OTTAWA/TORONTO (Reuters) - Canada promised a crackdown on market abuses on Wednesday when it introduced a draft law to set up a national securities regulator, but a showdown looms with two provinces that want to preserve their own powers.
The proposed national watchdog would replace the current system of 13 provincial and territorial agencies that oversee stock and bond markets. Canada currently is the only industrialized country that does not have a single regulator.
Finance Minister Jim Flaherty said it would cut costs and make it easier to crack down on white-collar crime.
“Those who commit securities fraud will face a tougher, more comprehensive regime. No more falling through the cracks,” Flaherty told reporters.
Under Flaherty’s proposal, the legislation would become the vehicle to prosecute securities fraud, market manipulation, prohibitive insider trading and misrepresentation across Canada.
Provinces and territories would have the right to opt out of the new system but the national regulator could still pursue wrongdoers for offenses committed in such jurisdictions.
While bankers and investment dealers welcomed the plan. Alberta and Quebec, two rich and influential provinces, fretted about dilution of their sovereignty.
Daniel Paille, a legislator from the separatist Bloc Quebecois, said in the House of Commons that the proposed regulator would be “a predator, a plunderer, a vandal (and) a thief of Quebec’s sovereignty.”
Before asking Parliament to approve the law, Flaherty will ask the Supreme Court to rule on whether the federal government has the constitutional power to act on securities issues, an area that some provinces say is their exclusive jurisdiction.
He said he expects a favorable ruling from Canada’s top court by next year, and aims to launch the new agency in 2012.
Quebec and Alberta have said a national regulator encroaches on provincial powers, hampers economic development and would fail to take advantage of local expertise.
“I‘m concerned the federal government continues to push ahead with its agenda to usurp provincial authority over securities regulation in the absence of any evidence the current system needs fixing,” Alberta Finance Minister Ted Morton said.
“Alberta is not opposed to improving on the system we have, but we are opposed to the federal government acting unilaterally in an area that is provincial jurisdiction.”
Poonam Puri, a law professor at Osgoode Hall Law School in Toronto, said a jurisdiction that does not opt into the system could become less competitive than jurisdictions that join.
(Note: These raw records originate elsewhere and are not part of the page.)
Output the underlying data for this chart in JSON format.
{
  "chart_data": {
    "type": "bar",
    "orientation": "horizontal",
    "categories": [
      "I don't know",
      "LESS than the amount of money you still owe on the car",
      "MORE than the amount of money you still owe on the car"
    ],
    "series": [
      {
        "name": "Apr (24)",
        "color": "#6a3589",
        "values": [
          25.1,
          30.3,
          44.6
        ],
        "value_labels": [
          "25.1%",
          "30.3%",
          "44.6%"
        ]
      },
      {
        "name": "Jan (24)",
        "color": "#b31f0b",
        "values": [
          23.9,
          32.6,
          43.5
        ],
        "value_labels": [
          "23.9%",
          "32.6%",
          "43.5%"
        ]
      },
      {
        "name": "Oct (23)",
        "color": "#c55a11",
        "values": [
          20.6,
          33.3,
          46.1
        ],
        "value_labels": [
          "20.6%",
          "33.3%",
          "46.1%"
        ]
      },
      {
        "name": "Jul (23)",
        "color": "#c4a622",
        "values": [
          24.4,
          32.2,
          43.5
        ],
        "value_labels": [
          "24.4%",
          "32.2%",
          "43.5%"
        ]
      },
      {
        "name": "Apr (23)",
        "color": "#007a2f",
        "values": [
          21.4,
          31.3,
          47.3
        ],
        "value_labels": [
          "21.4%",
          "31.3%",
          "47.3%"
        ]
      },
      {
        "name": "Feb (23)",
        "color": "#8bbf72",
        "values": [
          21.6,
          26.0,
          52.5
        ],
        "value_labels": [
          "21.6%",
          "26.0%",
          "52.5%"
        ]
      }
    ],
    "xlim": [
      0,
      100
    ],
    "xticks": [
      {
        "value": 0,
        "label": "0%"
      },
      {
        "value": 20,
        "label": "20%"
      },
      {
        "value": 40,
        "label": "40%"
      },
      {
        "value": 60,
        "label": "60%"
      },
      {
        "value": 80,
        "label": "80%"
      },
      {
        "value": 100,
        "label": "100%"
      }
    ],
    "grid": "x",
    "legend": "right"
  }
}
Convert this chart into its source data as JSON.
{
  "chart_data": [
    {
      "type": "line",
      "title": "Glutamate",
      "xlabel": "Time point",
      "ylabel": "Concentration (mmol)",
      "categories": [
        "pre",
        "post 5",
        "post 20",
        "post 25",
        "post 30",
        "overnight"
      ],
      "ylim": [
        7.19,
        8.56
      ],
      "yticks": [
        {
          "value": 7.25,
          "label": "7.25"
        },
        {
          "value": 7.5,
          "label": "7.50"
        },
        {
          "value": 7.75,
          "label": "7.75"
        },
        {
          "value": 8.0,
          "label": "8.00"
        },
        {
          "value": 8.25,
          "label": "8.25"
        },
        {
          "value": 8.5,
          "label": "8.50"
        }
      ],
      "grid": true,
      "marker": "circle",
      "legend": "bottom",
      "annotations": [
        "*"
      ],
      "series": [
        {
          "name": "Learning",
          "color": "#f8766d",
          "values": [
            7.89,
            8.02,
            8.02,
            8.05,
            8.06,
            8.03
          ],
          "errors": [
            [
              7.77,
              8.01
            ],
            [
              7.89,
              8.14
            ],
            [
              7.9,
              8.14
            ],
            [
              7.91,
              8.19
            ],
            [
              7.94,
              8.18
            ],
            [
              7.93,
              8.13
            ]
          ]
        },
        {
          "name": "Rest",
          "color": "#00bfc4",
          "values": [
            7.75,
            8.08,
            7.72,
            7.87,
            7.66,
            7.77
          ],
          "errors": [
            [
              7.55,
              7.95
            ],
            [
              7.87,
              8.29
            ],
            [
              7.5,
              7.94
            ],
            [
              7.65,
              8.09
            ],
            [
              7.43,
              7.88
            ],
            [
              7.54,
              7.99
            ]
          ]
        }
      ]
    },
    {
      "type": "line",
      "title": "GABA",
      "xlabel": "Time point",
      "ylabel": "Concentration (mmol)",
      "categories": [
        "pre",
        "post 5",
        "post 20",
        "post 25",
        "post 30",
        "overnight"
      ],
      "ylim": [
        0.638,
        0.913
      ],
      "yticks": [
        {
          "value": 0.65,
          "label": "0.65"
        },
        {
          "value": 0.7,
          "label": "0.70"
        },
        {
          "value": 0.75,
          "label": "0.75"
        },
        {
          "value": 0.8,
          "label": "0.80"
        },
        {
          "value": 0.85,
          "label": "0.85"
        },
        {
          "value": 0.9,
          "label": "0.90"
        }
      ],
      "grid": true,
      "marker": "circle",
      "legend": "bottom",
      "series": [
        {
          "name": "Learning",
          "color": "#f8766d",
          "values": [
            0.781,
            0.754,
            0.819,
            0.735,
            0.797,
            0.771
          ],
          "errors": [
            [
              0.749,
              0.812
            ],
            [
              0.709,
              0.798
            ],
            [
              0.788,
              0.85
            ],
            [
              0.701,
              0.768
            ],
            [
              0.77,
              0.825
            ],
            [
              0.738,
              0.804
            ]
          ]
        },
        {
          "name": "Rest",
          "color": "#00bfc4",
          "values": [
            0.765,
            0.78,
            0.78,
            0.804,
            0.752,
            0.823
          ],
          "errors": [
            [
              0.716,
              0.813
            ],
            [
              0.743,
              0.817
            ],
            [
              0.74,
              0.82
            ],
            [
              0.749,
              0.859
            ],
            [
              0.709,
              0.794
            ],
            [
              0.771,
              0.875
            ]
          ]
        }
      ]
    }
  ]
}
Investors in jurisdictions outside the system may lose out on investment opportunities.
“A national regulator will be a single focus of accountability for investors, for businesses and for governments,” said Puri, research director for the January 2009 Hockin Panel. It issued the latest of a handful of government-linked reports over the past 40 years that have advocated for a single regulator.
Philip Anisman, a prominent Toronto securities lawyer who wrote a report advocating for a national regime in the late 1970s, said the current system was “colossally slow” in joint investigations and rule-making.
“The influence of any provincial commissions that decide not to participate will inevitably be diminished in light of national goals,” said Anisman, referring to the desire for countries to coordinate in areas of financial stability and systemic risk prevention.
A contrary argument is that provinces have local specialization that a single regulator could put at risk. There is also concern that national regulators have missed fraud in bigger countries than Canada.